地球観測衛星からの超大容量の観測データを即時に地上へ伝送し、災害時の迅速な広域状況把握に寄与

地球観測衛星における観測データ量の増加と、データ提供即時性への対応

地球観測衛星に搭載されるセンサの高性能化及び観測頻度増加により、地上へ伝送される観測データ量は増大しています。また、災害対応等では、広域な情報のデータ伝送に対し即時性が必要となります。

光データ中継衛星により、大容量の観測データの即時伝送に寄与

光データ中継衛星は、レーザ技術を用いた光通信により、大容量のデータ伝送能力を有しています(通信光波長1.5μm帯、通信速度1.8Gbps)。
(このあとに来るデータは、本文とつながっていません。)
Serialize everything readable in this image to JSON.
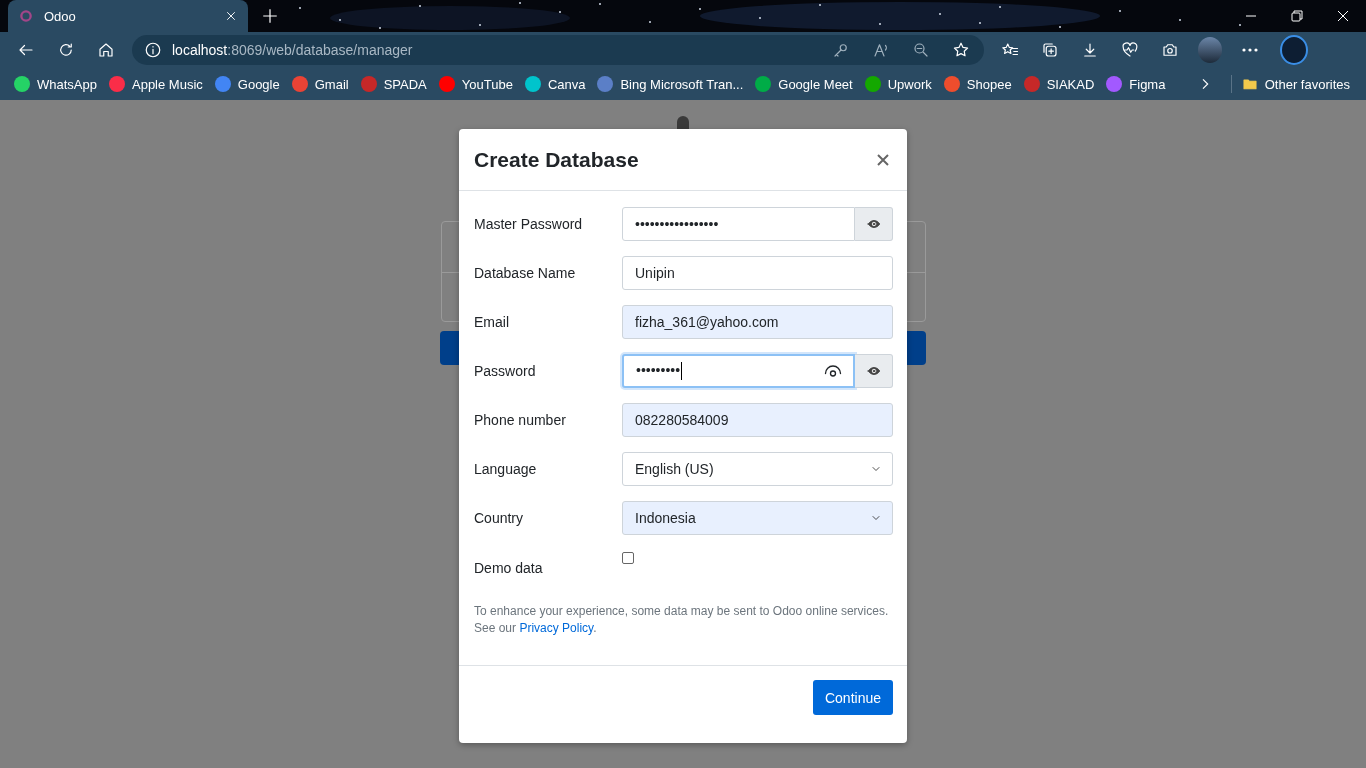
{
  "browser": {
    "tab": {
      "title": "Odoo",
      "selected": true
    },
    "address": {
      "host": "localhost",
      "path": ":8069/web/database/manager"
    },
    "bookmarks": [
      {
        "label": "WhatsApp",
        "color": "#25d366"
      },
      {
        "label": "Apple Music",
        "color": "#fa2d48"
      },
      {
        "label": "Google",
        "color": "#4285f4"
      },
      {
        "label": "Gmail",
        "color": "#ea4335"
      },
      {
        "label": "SPADA",
        "color": "#c62828"
      },
      {
        "label": "YouTube",
        "color": "#ff0000"
      },
      {
        "label": "Canva",
        "color": "#00c4cc"
      },
      {
        "label": "Bing Microsoft Tran...",
        "color": "#5b7fc7"
      },
      {
        "label": "Google Meet",
        "color": "#00ac47"
      },
      {
        "label": "Upwork",
        "color": "#14a800"
      },
      {
        "label": "Shopee",
        "color": "#ee4d2d"
      },
      {
        "label": "SIAKAD",
        "color": "#c62828"
      },
      {
        "label": "Figma",
        "color": "#a259ff"
      }
    ],
    "other_favorites": "Other favorites"
  },
  "dialog": {
    "title": "Create Database",
    "fields": [
      {
        "kind": "password",
        "label": "Master Password",
        "value": "•••••••••••••••••",
        "autofilled": false,
        "focused": false
      },
      {
        "kind": "text",
        "label": "Database Name",
        "value": "Unipin",
        "autofilled": false,
        "focused": false
      },
      {
        "kind": "text",
        "label": "Email",
        "value": "fizha_361@yahoo.com",
        "autofilled": true,
        "focused": false
      },
      {
        "kind": "password",
        "label": "Password",
        "value": "•••••••••",
        "autofilled": false,
        "focused": true
      },
      {
        "kind": "text",
        "label": "Phone number",
        "value": "082280584009",
        "autofilled": true,
        "focused": false
      },
      {
        "kind": "select",
        "label": "Language",
        "value": "English (US)",
        "autofilled": false,
        "focused": false
      },
      {
        "kind": "select",
        "label": "Country",
        "value": "Indonesia",
        "autofilled": true,
        "focused": false
      },
      {
        "kind": "checkbox",
        "label": "Demo data",
        "checked": false
      }
    ],
    "note_before": "To enhance your experience, some data may be sent to Odoo online services. See our ",
    "note_link": "Privacy Policy",
    "note_after": ".",
    "button": "Continue"
  }
}
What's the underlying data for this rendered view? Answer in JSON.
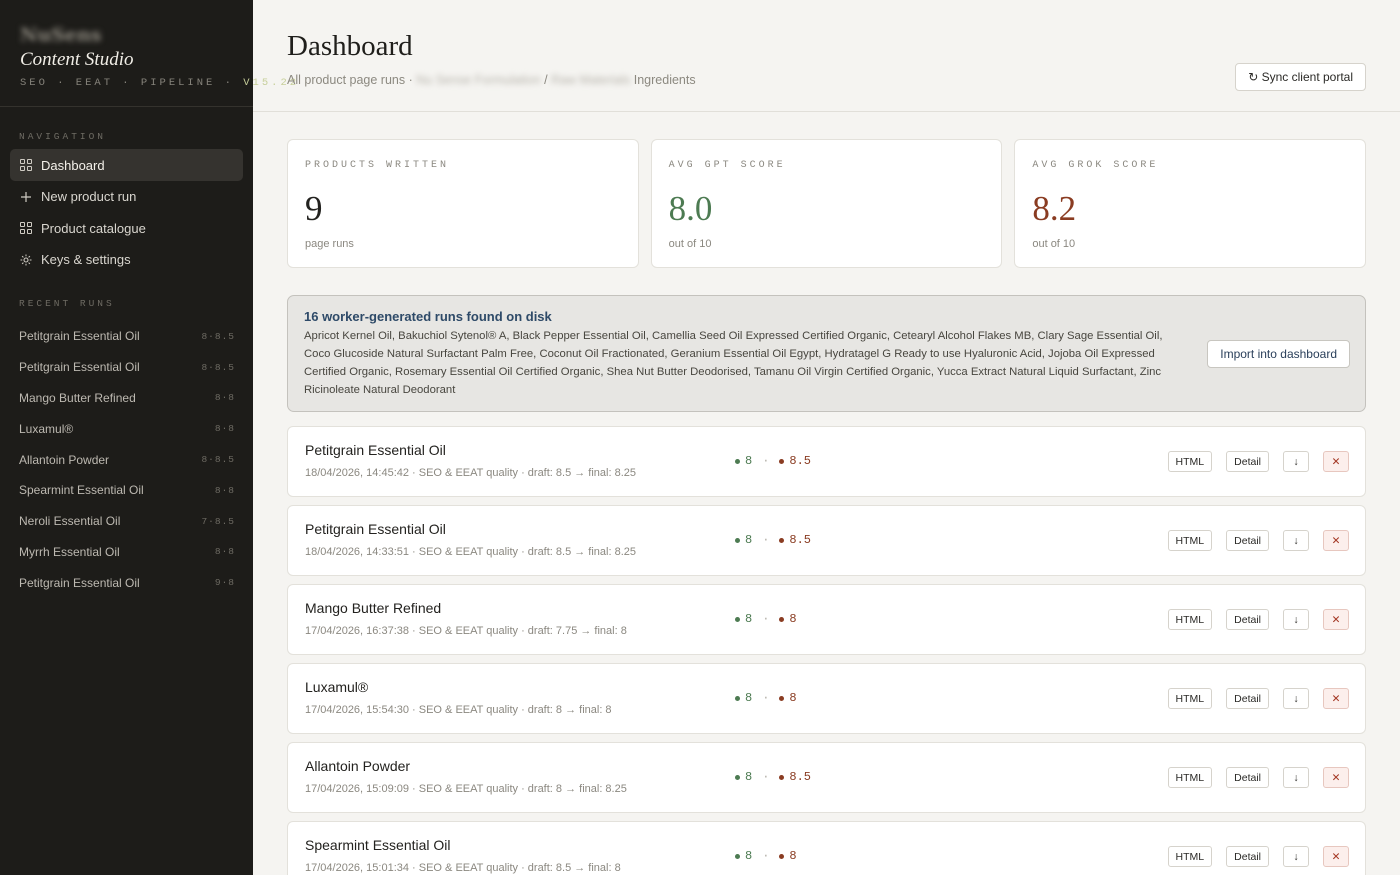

また、地上から36,000㎞という高い軌道から中継する仕組みにより、通信視野範囲が地上局の約4倍に拡大するため、データ伝送の即時性が向上します。
なお、2025年1月10日、先進レーダ衛星「だいち4号」(ALOS-4)により観測された画像(高分解能モード:10m分解能/200㎞幅)で、ほぼ地球全周の約1/3の1万3000kmにも及ぶ超大容量データの即時伝送の実証に成功しました。これは、災害時には広域・迅速な状況把握に光データ中継衛星が寄与できることを示すものです。(【ターゲット13.1】(自然災害に対する強靭性及び適応能力の強化への貢献))

図1:「LUCAS」によってデータ伝送した「だいち4号」の観測画像。
初期校正検証運用において取得。帯状の範囲の観測データを一度にダウンリンクし、地上局直接伝送では複数のパスに分割する必要があるような大量のデータを、即時的に取得することに成功した(北極海の海氷等、観測範囲の1部を拡大して表示。疑似カラー画像処理)。

この取り組みを通じて貢献可能なSDGsの目標

  • 光データ中継衛星は、低軌道を周回する地球観測衛星に対し即時性の高い通信回線を提供します。これにより、地球観測衛星による自然災害や気候変動に関する迅速な情報取得・伝送を可能とし、自然災害に対する強靭性及び適応能力の強化、並びに気候変動対策の立案に貢献することを目指します。